Here is the podcast of the poem itself.

 

Peace (in the alleyways of ideas),
Kevin

 

Today’s Poem: Heavenly Body

Bud Hunt had a neat picture of planets this morning, as he encourages us all month to write poems every day. His image sparked this poem from me this morning.

Heavenly Body

You’ve been outside my orbit for years now –
a floating, beautiful body in deep space.
I have been so centered around the Sun
that I barely noticed you
until little bits
– words like meteors crashing into my atmosphere –
made me wonder what it is I have been missing,
out here, in my own system of heavenly bodies
too far away to touch.

If this poem is to become a telescope,
my eyes are now fixated on the ways our gravities intersect,
and I feel your pull more than ever.
I stretch my fingers until the breaking point
only to see you fade behind the shadows
of the moon,
so I wait … wondering …. worrying …
writing so that I may never forget
what you look like.

You can listen to the poem as a podcast, too.

 

Peace (in the poems),
Kevin

 

 

Inspired Poetry with Bud the Teacher

I’m starting to write some poetry this month with Bud Hunt (aka Bud the Teacher). Bud, a friend of mine through the National Writing Project, is posting visual prompts each day, and he asks that we consider a poem inspired by the image, and his short bit of writing. What I have always liked about Bud’s poetry prompts (this is maybe the third year?) is how open the direction can be. It’s always cool to see how other people take the idea embedded in the image, and push it around in different ways.
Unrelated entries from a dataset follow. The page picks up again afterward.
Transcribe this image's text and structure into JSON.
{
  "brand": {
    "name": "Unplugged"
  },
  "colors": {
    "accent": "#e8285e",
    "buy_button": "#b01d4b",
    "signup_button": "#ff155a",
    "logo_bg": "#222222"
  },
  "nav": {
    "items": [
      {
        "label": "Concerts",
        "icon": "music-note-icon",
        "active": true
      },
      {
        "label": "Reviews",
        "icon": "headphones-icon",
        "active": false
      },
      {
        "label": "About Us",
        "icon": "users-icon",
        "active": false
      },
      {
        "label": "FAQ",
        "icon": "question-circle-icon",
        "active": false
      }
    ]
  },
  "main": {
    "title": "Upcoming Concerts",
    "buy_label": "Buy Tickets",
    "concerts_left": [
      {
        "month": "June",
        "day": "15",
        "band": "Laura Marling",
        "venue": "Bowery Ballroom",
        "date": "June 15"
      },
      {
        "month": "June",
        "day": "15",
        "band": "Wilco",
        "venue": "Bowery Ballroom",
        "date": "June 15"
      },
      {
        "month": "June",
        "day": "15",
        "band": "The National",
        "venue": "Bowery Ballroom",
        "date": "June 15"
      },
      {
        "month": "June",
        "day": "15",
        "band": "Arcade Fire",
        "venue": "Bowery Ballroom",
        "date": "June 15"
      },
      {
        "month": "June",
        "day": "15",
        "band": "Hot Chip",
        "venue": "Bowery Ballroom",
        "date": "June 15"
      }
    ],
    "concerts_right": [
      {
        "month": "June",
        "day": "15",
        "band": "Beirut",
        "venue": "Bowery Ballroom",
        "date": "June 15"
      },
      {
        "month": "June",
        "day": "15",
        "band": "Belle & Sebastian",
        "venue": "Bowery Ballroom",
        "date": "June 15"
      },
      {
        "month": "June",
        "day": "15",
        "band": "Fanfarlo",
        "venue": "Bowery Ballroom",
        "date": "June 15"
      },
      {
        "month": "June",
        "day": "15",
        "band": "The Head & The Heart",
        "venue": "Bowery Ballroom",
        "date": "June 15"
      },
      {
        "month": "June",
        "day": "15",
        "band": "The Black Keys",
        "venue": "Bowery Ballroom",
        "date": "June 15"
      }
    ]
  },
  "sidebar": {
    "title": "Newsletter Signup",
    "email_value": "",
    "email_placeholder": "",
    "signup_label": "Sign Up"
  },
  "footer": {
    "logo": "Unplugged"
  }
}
I did write a poem yesterday, but it wasn’t anything too special.

This morning, he had an interesting image and description about water, and what I think is a pebble or rock. (I’m not quite sure but that’s OK. I saw it as I see it, and used what I think I saw.) I also added a podcast of the poem I wrote, using Cinch.

The pebble drops –
I fall with it
splashing, crashing into surface tension
as my outline echoes from the center
on out.
If I could, I would surf this surface viscosity forever,
and never let me fall
but gravity has other ideas –
family, and school, and the whole wealth of obligations
that keep me grounded day in and day out –
so I drop, the pebble,
twisting and turning until I hit the bottom
and wait.


You come, too. Each morning, Bud will be posting an image and inviting you to write a few lines of poetry.